Damira le miró furiosa, no podía creer que propusieran una idea absurda delante de ella. Era evidente el poco respeto que le tenían por ser mujer, llevaba toda una vida lidiando con esa contradicción, e incluso en momentos como ese, no le impedían olvidar su situación.
-¡Es absurdo! – Gritó dando un golpe a la mesa - ¡Qué indignación! ¡Os creéis con el derecho de decidir sobre la vida de quienes les rodean!
-Siéntate y guarda silencio – exigió el rey al tiempo que ordenaba al resto del consejo retirarse.
El rey la miró con la autoridad de un monarca, ya estaba cansado de su condescendencia, Damira debía apegarse a las decisiones del soberano sin mediar excusa.
Ella por su parte, contenía en sus labios la frustración de los años, los viles engaños y los chantajes con los que la mantenían en un falso silencio. La vida no era lo que ella imaginaba, la libertad ansiada jamás alcanzaba por encontrarla. El dolor se agolpaba en su pecho, como un hierro echado al fuego, marcaba con aguda precisión la injusticia de las cadenas que la ataban a ese maldito palacio.
Por primera vez veía al rey como lo que era, su padre, un hombre que a pesar de quererla, no podía despegar de su vano corazón las responsabilidades  que él creía debía respetar.
-Si has de casarte, para asegurar la paz del reino – tomó aire - ¡Así se hará! – manifestó finalmente con la decisión ineludible bailando en sus labios.
Ella, sin esquivar la estocada, se quedó en piedra intentando comprender el mortal significado de aquellas duras palabras.
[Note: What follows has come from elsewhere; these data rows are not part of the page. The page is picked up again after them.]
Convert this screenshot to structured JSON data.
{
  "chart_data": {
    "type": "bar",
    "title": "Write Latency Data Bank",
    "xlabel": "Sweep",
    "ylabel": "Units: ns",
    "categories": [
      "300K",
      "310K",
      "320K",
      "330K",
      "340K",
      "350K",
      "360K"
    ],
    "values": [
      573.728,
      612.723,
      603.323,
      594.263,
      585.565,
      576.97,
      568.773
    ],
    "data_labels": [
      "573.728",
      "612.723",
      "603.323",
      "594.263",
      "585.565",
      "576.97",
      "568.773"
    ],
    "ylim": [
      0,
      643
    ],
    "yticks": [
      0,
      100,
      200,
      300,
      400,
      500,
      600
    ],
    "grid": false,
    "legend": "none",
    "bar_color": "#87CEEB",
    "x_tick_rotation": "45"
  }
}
Era una vil esclava, sentenciada a las vagas decisiones de otros, una a la que vendían como un trozo de carne aún fresca…
Las luchas sangrientas que durante años se debatían en su interior tomaron voz, sería la primera vez que no se resignaría al destino que habían escogido para ella. No se vendería como carroña, no sería la pieza fundamental para evitar una carnicería. La guerra era injusta y peligrosa, pero estaba convencida que de aceptar la decisión de su padre, tarde o temprano el enfrentamiento encontraría lugar, y ella solo sería parte de un sacrificio a medias, uno que sirvió para dar tiempo a un rey egoísta.
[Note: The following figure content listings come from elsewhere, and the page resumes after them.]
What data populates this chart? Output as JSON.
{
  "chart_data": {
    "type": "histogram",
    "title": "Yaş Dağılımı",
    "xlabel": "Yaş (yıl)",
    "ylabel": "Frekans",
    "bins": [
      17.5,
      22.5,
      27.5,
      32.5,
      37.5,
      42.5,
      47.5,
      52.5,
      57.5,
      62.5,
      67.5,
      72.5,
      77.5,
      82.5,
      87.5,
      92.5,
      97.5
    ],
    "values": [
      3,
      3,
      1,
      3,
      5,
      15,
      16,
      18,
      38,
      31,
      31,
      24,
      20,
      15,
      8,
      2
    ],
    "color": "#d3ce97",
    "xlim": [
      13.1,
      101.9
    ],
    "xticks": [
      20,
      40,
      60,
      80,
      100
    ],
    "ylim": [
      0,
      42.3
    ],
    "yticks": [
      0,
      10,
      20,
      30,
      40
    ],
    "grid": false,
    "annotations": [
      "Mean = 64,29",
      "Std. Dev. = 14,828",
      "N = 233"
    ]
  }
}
-¡No volveré a doblegarme ante vuestras palabras! – Espetó ella al tiempo que se ponía en pie – Si he de irme a un burdel o a una casa de placer, lo haré con la mayor dignidad de que fue mi decisión y no la tuya…
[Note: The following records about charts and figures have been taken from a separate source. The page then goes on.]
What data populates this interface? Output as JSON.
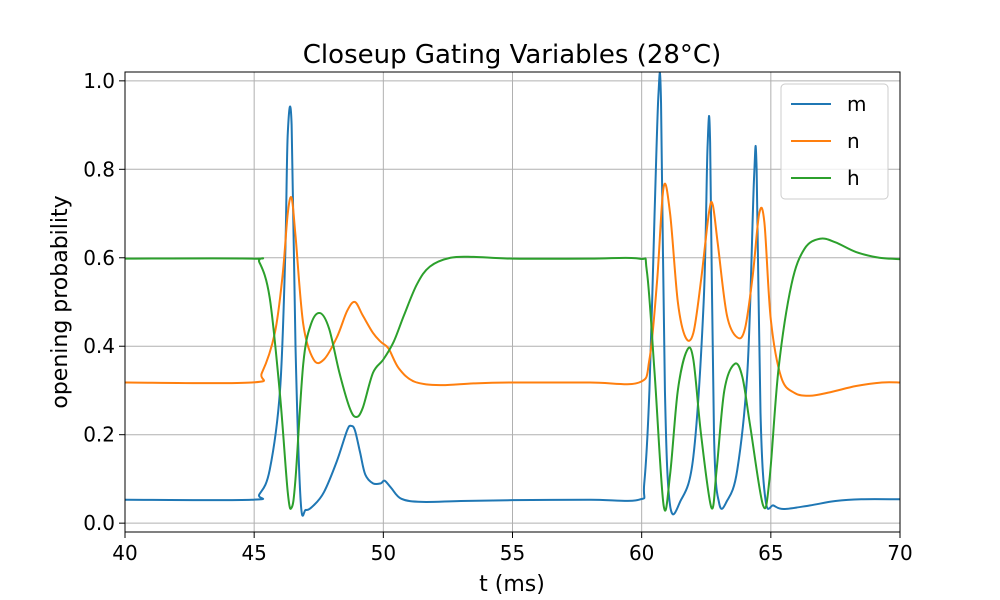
{
  "chart_data": {
    "type": "line",
    "title": "Closeup Gating Variables (28°C)",
    "xlabel": "t (ms)",
    "ylabel": "opening probability",
    "xlim": [
      40,
      70
    ],
    "ylim": [
      -0.02,
      1.02
    ],
    "xticks": [
      40,
      45,
      50,
      55,
      60,
      65,
      70
    ],
    "xtick_labels": [
      "40",
      "45",
      "50",
      "55",
      "60",
      "65",
      "70"
    ],
    "yticks": [
      0.0,
      0.2,
      0.4,
      0.6,
      0.8,
      1.0
    ],
    "ytick_labels": [
      "0.0",
      "0.2",
      "0.4",
      "0.6",
      "0.8",
      "1.0"
    ],
    "grid": true,
    "legend_position": "top-right",
    "series": [
      {
        "name": "m",
        "color": "#1f77b4",
        "x": [
          40,
          44.9,
          45.2,
          45.6,
          46.0,
          46.2,
          46.3,
          46.45,
          46.6,
          46.8,
          47.0,
          47.3,
          47.7,
          48.2,
          48.6,
          48.75,
          48.9,
          49.1,
          49.3,
          49.6,
          49.9,
          50.05,
          50.3,
          50.7,
          51.5,
          53,
          55,
          58,
          59.9,
          60.1,
          60.3,
          60.5,
          60.65,
          60.75,
          60.9,
          61.1,
          61.5,
          62.0,
          62.4,
          62.55,
          62.65,
          62.8,
          63.0,
          63.3,
          63.7,
          64.1,
          64.35,
          64.45,
          64.6,
          64.8,
          65.1,
          65.5,
          66.5,
          67.5,
          68.5,
          70
        ],
        "y": [
          0.053,
          0.053,
          0.065,
          0.12,
          0.3,
          0.6,
          0.88,
          0.9,
          0.4,
          0.05,
          0.03,
          0.04,
          0.07,
          0.14,
          0.21,
          0.22,
          0.21,
          0.16,
          0.11,
          0.09,
          0.09,
          0.096,
          0.08,
          0.055,
          0.048,
          0.05,
          0.052,
          0.053,
          0.053,
          0.09,
          0.3,
          0.7,
          0.97,
          0.95,
          0.3,
          0.04,
          0.05,
          0.15,
          0.5,
          0.85,
          0.86,
          0.2,
          0.045,
          0.05,
          0.12,
          0.35,
          0.78,
          0.8,
          0.25,
          0.05,
          0.04,
          0.032,
          0.04,
          0.05,
          0.054,
          0.054
        ]
      },
      {
        "name": "n",
        "color": "#ff7f0e",
        "x": [
          40,
          44.9,
          45.3,
          45.8,
          46.1,
          46.3,
          46.45,
          46.6,
          46.9,
          47.3,
          47.7,
          48.2,
          48.6,
          48.9,
          49.2,
          49.6,
          49.9,
          50.2,
          50.6,
          51.2,
          52.2,
          53.5,
          55,
          58,
          59.9,
          60.3,
          60.6,
          60.85,
          61.1,
          61.4,
          61.7,
          62.0,
          62.3,
          62.6,
          62.75,
          62.95,
          63.3,
          63.7,
          64.0,
          64.3,
          64.55,
          64.75,
          65.0,
          65.4,
          65.9,
          66.5,
          67.3,
          68.3,
          69.3,
          70
        ],
        "y": [
          0.318,
          0.318,
          0.34,
          0.43,
          0.56,
          0.7,
          0.735,
          0.65,
          0.45,
          0.37,
          0.37,
          0.42,
          0.48,
          0.5,
          0.47,
          0.43,
          0.41,
          0.395,
          0.35,
          0.32,
          0.312,
          0.316,
          0.318,
          0.318,
          0.318,
          0.37,
          0.55,
          0.76,
          0.7,
          0.5,
          0.42,
          0.43,
          0.55,
          0.7,
          0.72,
          0.63,
          0.47,
          0.42,
          0.44,
          0.56,
          0.7,
          0.68,
          0.46,
          0.33,
          0.295,
          0.288,
          0.296,
          0.31,
          0.318,
          0.318
        ]
      },
      {
        "name": "h",
        "color": "#2ca02c",
        "x": [
          40,
          44.9,
          45.2,
          45.6,
          46.0,
          46.3,
          46.45,
          46.6,
          46.9,
          47.2,
          47.55,
          47.9,
          48.3,
          48.7,
          48.95,
          49.2,
          49.6,
          50.0,
          50.4,
          50.8,
          51.3,
          51.8,
          52.6,
          53.5,
          55,
          58,
          59.9,
          60.2,
          60.5,
          60.85,
          61.1,
          61.4,
          61.75,
          62.0,
          62.3,
          62.7,
          62.9,
          63.2,
          63.6,
          63.9,
          64.2,
          64.7,
          64.95,
          65.3,
          65.8,
          66.3,
          66.9,
          67.5,
          68.3,
          69.2,
          70
        ],
        "y": [
          0.598,
          0.598,
          0.59,
          0.51,
          0.29,
          0.07,
          0.035,
          0.1,
          0.36,
          0.45,
          0.475,
          0.44,
          0.34,
          0.26,
          0.24,
          0.26,
          0.34,
          0.37,
          0.41,
          0.47,
          0.54,
          0.58,
          0.6,
          0.602,
          0.598,
          0.598,
          0.598,
          0.57,
          0.34,
          0.04,
          0.11,
          0.3,
          0.39,
          0.37,
          0.2,
          0.035,
          0.12,
          0.3,
          0.36,
          0.33,
          0.22,
          0.04,
          0.1,
          0.35,
          0.54,
          0.62,
          0.643,
          0.635,
          0.613,
          0.6,
          0.597
        ]
      }
    ]
  }
}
Dio media vuelta convencida de que no tenía nada más que decir. Aquel poderoso rey, acostumbrado a sus ganancias, a la riqueza y al mutismo de su bella hija, no alcanzaba a comprender el tesoro que perdía…No solo sacrificaba un reino, sino que a su única descendiente, esa que voluntariamente habría ofrecido su vida por la de él en el campo de batalla.
Damira se alejó, el camino se alzaba a la distancia, finalmente cortaba las cadenas, ya nunca más sería una esclava.